Despite being bound and shot several times, Sweeney had broken free and managed to call police. Officers entered the office building behind Dortch, and exchanged gunfire with him in a second-floor hallway.
Dortch, who may have been shot by police, then ducked behind a door and fatally shot himself in the head, Fox said.
Dortch had invested in an apparent startup company called Watson International, to which at least two of the victims had ties. The site lists Robert Norris as vice president of business development. His wife, Patricia, on Tuesday declined to answer questions about the meeting or comment on the shootings.
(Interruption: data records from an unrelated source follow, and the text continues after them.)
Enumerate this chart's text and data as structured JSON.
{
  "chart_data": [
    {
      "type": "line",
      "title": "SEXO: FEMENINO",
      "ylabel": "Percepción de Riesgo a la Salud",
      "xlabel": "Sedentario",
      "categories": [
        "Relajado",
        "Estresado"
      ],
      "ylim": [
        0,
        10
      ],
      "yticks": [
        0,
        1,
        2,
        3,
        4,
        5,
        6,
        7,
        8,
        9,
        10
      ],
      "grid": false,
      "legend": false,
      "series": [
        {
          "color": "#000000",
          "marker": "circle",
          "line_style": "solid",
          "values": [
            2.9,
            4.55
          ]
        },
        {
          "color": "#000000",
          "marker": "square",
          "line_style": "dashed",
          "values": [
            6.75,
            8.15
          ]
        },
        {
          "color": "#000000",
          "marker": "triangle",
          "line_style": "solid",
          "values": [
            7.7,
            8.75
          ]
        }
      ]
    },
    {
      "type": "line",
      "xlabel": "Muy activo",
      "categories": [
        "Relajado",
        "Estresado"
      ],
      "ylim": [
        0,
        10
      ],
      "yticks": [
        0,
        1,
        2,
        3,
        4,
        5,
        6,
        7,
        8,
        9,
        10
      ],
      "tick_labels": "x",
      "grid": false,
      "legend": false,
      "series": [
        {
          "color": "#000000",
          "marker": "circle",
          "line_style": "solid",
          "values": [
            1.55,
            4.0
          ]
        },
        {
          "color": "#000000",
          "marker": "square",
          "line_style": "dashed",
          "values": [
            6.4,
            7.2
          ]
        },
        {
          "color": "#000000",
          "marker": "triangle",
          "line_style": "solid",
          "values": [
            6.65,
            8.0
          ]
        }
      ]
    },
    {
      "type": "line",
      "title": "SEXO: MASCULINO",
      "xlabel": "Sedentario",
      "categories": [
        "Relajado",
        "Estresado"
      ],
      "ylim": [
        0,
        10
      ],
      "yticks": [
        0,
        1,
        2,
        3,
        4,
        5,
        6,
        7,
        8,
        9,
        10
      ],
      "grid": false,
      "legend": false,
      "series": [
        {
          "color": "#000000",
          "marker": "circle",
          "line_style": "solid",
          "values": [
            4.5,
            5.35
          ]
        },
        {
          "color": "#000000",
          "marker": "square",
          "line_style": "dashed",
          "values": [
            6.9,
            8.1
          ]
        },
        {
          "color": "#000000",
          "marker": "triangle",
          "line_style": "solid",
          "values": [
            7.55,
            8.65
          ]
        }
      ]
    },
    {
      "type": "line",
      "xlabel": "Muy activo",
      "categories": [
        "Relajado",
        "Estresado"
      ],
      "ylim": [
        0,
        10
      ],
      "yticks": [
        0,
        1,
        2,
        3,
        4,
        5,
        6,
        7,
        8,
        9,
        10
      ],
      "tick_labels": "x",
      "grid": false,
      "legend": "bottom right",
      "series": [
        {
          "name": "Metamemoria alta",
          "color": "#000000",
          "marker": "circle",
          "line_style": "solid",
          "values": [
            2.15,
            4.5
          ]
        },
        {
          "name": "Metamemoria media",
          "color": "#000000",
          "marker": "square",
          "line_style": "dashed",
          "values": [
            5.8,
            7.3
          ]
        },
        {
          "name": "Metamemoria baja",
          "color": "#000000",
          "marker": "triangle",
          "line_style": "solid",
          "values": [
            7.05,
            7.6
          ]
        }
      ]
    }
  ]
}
Mark Norris and Robert Norris are brothers, said Aaron Haydn McLean, Zigzag's senior art director. Reif was also affiliated with Watson International, McLean said.
Both Robert Norris and Reif were retired law enforcement officers, police said.
Zigzag has about 15 employees, said McLean, who has worked there for about five years.
Meanwhile, across the country in Salt Lake City, a historic mall's winding hallways became a shooting gallery for a gunman in a trench coat who fired a shotgun randomly at customers, slaying five before being killed by police, authorities and witnesses said.
The old Philadelphia Navy Yard was one of the Navy's busiest shipbuilders during World War II but closed in 1995. Two years later, a private company, Kvaerner, resumed commercial shipbuilding in a portion of the shipyard, which is now known as Aker Shipyard. Other areas of the Navy facility have been converted to business and office use.